Whatever service your business provides or product it sells, at some point you are going to upset someone. As Ray Charles once wisely observed, “Not everyone’s gonna like you.”

Most businesses have a website, and many engage with customers through Facebook, Twitter and Google+. So someone who thinks they have had poor service, or bought a poor product, can easily post their views online for other customers and clients to see. But what should you do about negative comments?
Before getting to that, it’s worth stressing the importance of keeping track of your online reputation. It’s easy to monitor online conversations about you, with (free) media tools such as Google Alerts, Hootsuite, MonitorThis and SocialMention. Choose keywords to keep an eye on: as well as your business name and website, you could monitor the services you provide, the names of directors or senior staff, competitors, and even common expressions (e.g. “[business name] was rubbish”). Set alerts so that you are notified when they crop up, and can make a prompt response if required.
If you do get a bad review or comment, the key thing is to get involved, and not ignore it and hope no-one sees it.

  • Take control of the situation, and be proactive. Respond as soon as possible: 24 hours is a lifetime in social media. Be quick and positive – but not hasty: do not lose your cool and dash off a reply in the heat of the moment. Take a little time to collect your thoughts.

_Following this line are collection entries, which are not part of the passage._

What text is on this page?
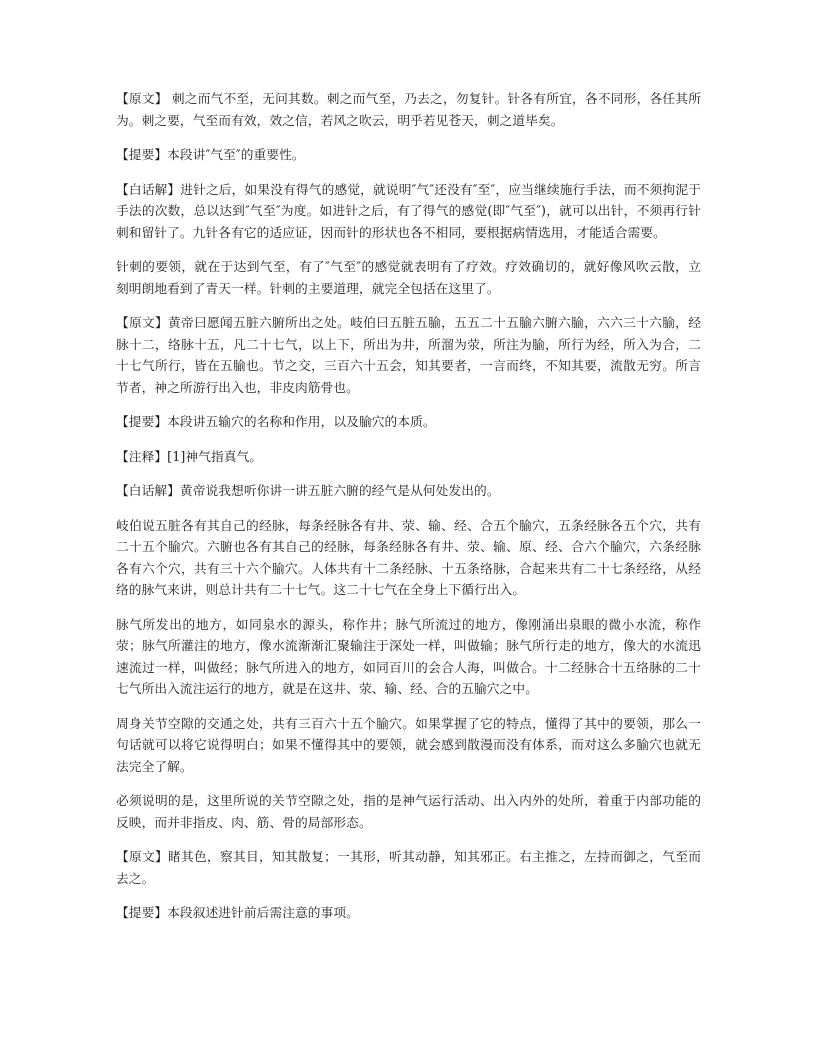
【原文】 刺之而气不至，无问其数。刺之而气至，乃去之，勿复针。针各有所宜，各不同形，各任其所为。刺之要，气至而有效，效之信，若风之吹云，明乎若见苍天，刺之道毕矣。

【提要】本段讲″气至″的重要性。

【白话解】进针之后，如果没有得气的感觉，就说明″气″还没有″至″，应当继续施行手法，而不须拘泥于手法的次数，总以达到″气至″为度。如进针之后，有了得气的感觉(即″气至″)，就可以出针，不须再行针刺和留针了。九针各有它的适应证，因而针的形状也各不相同，要根据病情选用，才能适合需要。

针刺的要领，就在于达到气至，有了″气至″的感觉就表明有了疗效。疗效确切的，就好像风吹云散，立刻明朗地看到了青天一样。针刺的主要道理，就完全包括在这里了。

【原文】黄帝曰愿闻五脏六腑所出之处。岐伯曰五脏五腧，五五二十五腧六腑六腧，六六三十六腧，经脉十二，络脉十五，凡二十七气，以上下，所出为井，所溜为荥，所注为腧，所行为经，所入为合，二十七气所行，皆在五腧也。节之交，三百六十五会，知其要者，一言而终，不知其要，流散无穷。所言节者，神之所游行出入也，非皮肉筋骨也。

【提要】本段讲五输穴的名称和作用，以及腧穴的本质。

【注释】[1]神气指真气。

【白话解】黄帝说我想听你讲一讲五脏六腑的经气是从何处发出的。

岐伯说五脏各有其自己的经脉，每条经脉各有井、荥、输、经、合五个腧穴，五条经脉各五个穴，共有二十五个腧穴。六腑也各有其自己的经脉，每条经脉各有井、荥、输、原、经、合六个腧穴，六条经脉各有六个穴，共有三十六个腧穴。人体共有十二条经脉、十五条络脉，合起来共有二十七条经络，从经络的脉气来讲，则总计共有二十七气。这二十七气在全身上下循行出入。

脉气所发出的地方，如同泉水的源头，称作井；脉气所流过的地方，像刚涌出泉眼的微小水流，称作荥；脉气所灌注的地方，像水流渐渐汇聚输注于深处一样，叫做输；脉气所行走的地方，像大的水流迅速流过一样，叫做经；脉气所进入的地方，如同百川的会合人海，叫做合。十二经脉合十五络脉的二十七气所出入流注运行的地方，就是在这井、荥、输、经、合的五腧穴之中。

周身关节空隙的交通之处，共有三百六十五个腧穴。如果掌握了它的特点，懂得了其中的要领，那么一句话就可以将它说得明白；如果不懂得其中的要领，就会感到散漫而没有体系，而对这么多腧穴也就无法完全了解。

必须说明的是，这里所说的关节空隙之处，指的是神气运行活动、出入内外的处所，着重于内部功能的反映，而并非指皮、肉、筋、骨的局部形态。

【原文】睹其色，察其目，知其散复；一其形，听其动静，知其邪正。右主推之，左持而御之，气至而去之。

【提要】本段叙述进针前后需注意的事项。
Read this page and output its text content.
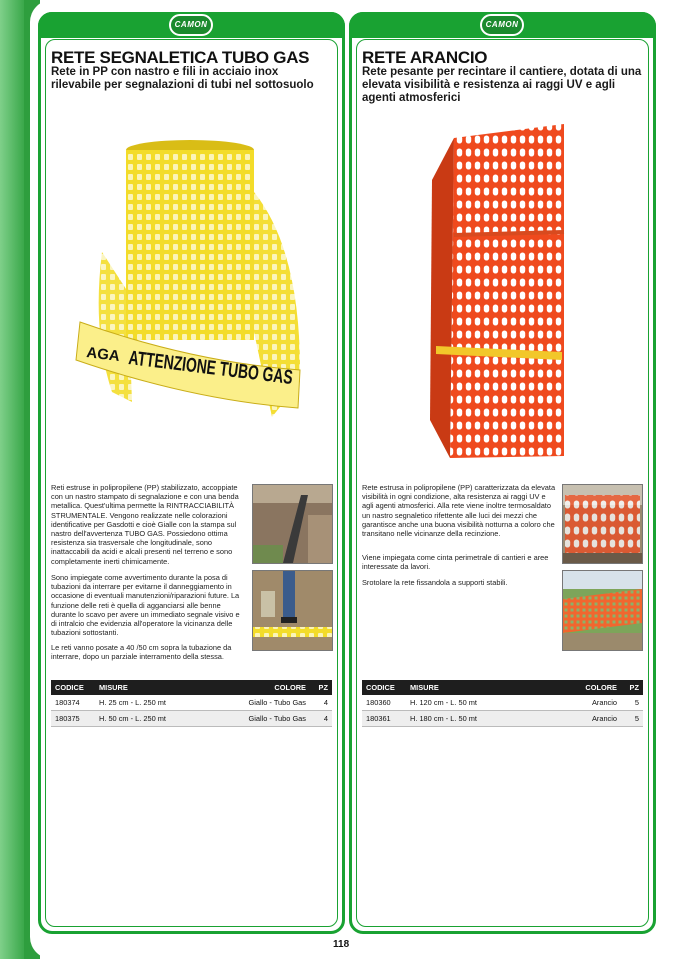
CAMON	CAMON
RETE SEGNALETICA TUBO GAS

Rete in PP con nastro e fili in acciaio inox rilevabile per segnalazioni di tubi nel sottosuolo

AGA ATTENZIONE TUBO GAS

Reti estruse in polipropilene (PP) stabilizzato, accoppiate con un nastro stampato di segnalazione e con una benda metallica. Quest'ultima permette la RINTRACCIABILITÀ STRUMENTALE. Vengono realizzate nelle colorazioni identificative per Gasdotti e cioè Gialle con la stampa sul nastro dell'avvertenza TUBO GAS. Possiedono ottima resistenza sia trasversale che longitudinale, sono inattaccabili da acidi e alcali presenti nel terreno e sono completamente inerti chimicamente.

Sono impiegate come avvertimento durante la posa di tubazioni da interrare per evitarne il danneggiamento in occasione di eventuali manutenzioni/riparazioni future. La funzione delle reti è quella di agganciarsi alle benne durante lo scavo per avere un immediato segnale visivo e di intralcio che evidenzia all'operatore la vicinanza delle tubazioni sottostanti.

Le reti vanno posate a 40 /50 cm sopra la tubazione da interrare, dopo un parziale interramento della stessa.

CODICE	MISURE	COLORE	PZ
180374	H. 25 cm - L. 250 mt	Giallo - Tubo Gas	4
180375	H. 50 cm - L. 250 mt	Giallo - Tubo Gas	4
RETE ARANCIO

Rete pesante per recintare il cantiere, dotata di una elevata visibilità e resistenza ai raggi UV e agli agenti atmosferici

Rete estrusa in polipropilene (PP) caratterizzata da elevata visibilità in ogni condizione, alta resistenza ai raggi UV e agli agenti atmosferici. Alla rete viene inoltre termosaldato un nastro segnaletico rifettente alle luci dei mezzi che garantisce anche una buona visibilità notturna a coloro che transitano nelle vicinanze della recinzione.

Viene impiegata come cinta perimetrale di cantieri e aree interessate da lavori.

Srotolare la rete fissandola a supporti stabili.

CODICE	MISURE	COLORE	PZ
180360	H. 120 cm - L. 50 mt	Arancio	5
180361	H. 180 cm - L. 50 mt	Arancio	5
118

  • If the comment or complaint is justified, be open and honest: admit there was a problem. Don’t get drawn into argument or justification. Treat the reviewer as you would any dissatisfied customer who calls you on the phone: with courtesy, empathy and a genuine commitment to make things right. Being defensive will not help.

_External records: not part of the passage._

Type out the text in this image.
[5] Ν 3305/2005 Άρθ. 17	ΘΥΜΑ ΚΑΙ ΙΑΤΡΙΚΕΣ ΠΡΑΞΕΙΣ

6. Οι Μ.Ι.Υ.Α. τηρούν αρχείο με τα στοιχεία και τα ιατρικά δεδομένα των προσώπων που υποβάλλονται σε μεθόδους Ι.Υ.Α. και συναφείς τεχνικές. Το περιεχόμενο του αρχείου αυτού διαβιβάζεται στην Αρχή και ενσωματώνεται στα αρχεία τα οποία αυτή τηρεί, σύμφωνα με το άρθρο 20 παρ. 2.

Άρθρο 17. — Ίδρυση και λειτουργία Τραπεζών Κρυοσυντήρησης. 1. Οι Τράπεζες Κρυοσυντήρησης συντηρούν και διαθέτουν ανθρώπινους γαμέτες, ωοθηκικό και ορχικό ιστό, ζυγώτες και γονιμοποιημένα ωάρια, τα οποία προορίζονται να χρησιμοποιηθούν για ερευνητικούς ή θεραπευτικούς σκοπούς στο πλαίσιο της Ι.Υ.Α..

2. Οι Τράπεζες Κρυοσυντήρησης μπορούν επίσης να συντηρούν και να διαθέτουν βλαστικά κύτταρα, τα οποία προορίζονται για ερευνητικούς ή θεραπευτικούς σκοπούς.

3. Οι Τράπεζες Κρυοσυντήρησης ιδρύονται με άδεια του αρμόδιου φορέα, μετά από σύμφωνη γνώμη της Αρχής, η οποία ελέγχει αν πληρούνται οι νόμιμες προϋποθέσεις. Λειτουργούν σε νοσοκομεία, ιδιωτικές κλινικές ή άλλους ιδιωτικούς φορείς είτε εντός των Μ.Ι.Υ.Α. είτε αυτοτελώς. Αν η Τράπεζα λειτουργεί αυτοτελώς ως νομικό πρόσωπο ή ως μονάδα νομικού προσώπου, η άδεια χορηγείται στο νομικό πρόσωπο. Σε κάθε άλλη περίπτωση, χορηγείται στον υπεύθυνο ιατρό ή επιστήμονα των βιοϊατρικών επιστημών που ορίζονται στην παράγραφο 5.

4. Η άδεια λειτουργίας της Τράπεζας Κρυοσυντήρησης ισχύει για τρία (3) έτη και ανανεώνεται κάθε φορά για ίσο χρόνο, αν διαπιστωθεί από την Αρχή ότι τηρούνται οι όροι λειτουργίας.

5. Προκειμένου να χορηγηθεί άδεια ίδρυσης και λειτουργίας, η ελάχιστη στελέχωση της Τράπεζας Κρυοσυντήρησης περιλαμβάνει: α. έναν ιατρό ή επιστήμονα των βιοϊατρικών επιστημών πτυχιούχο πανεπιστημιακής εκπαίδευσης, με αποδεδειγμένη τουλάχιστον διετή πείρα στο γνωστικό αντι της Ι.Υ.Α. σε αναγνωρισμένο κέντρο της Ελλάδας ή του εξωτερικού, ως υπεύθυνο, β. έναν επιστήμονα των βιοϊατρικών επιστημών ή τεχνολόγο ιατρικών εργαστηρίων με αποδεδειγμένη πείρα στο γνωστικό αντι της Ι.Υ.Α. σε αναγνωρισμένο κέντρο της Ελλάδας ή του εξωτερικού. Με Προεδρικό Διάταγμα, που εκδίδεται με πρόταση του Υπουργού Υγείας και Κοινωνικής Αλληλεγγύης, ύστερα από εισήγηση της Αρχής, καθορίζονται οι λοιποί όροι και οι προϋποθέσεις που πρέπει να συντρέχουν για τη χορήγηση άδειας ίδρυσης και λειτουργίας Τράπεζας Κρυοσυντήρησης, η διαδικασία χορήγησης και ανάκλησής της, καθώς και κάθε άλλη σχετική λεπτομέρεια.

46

  • Try to get the conversation out of the public domain. Offer to phone or meet the person who has commented or complained.
  • It’s easy to say sorry. Even if you did not do whatever made the customer upset, you can still be sorry for the way your customer feels.
  • Swamp the bad with the good. While it’s human nature to remember the poor reviews or personal attacks, you will likely have far more positive testimonials. Collect and promote all the good reviews and glowing comments from other clients and customers.

If you have a reputation for responding to online comments, and standing up to “keyboard warriors” to protect your brand and reputation, then others will be unlikely to do the same.
Should you try to get a bad review removed? While this is a natural reaction, the answer is: probably not. It is notoriously difficult to get a review or comment removed from Google+, Trip Advisor or Facebook. Posting content regularly on your social media profiles is the best way to maintain a positive online presence. Your customers (and online followers) will remain engaged and be reminded that you can be trusted. Being involved in online conversations about your industry is a good way of getting your name out there in a positive light.
Everyone has the right to disagree – what’s troubling is a personal attack. Don’t take these comments to heart. It can be difficult if someone names individual staff, or gives non-constructive feedback. But such comments say more about the reviewer than your business. Let’s face it, they are probably customers you would prefer not to have anyway.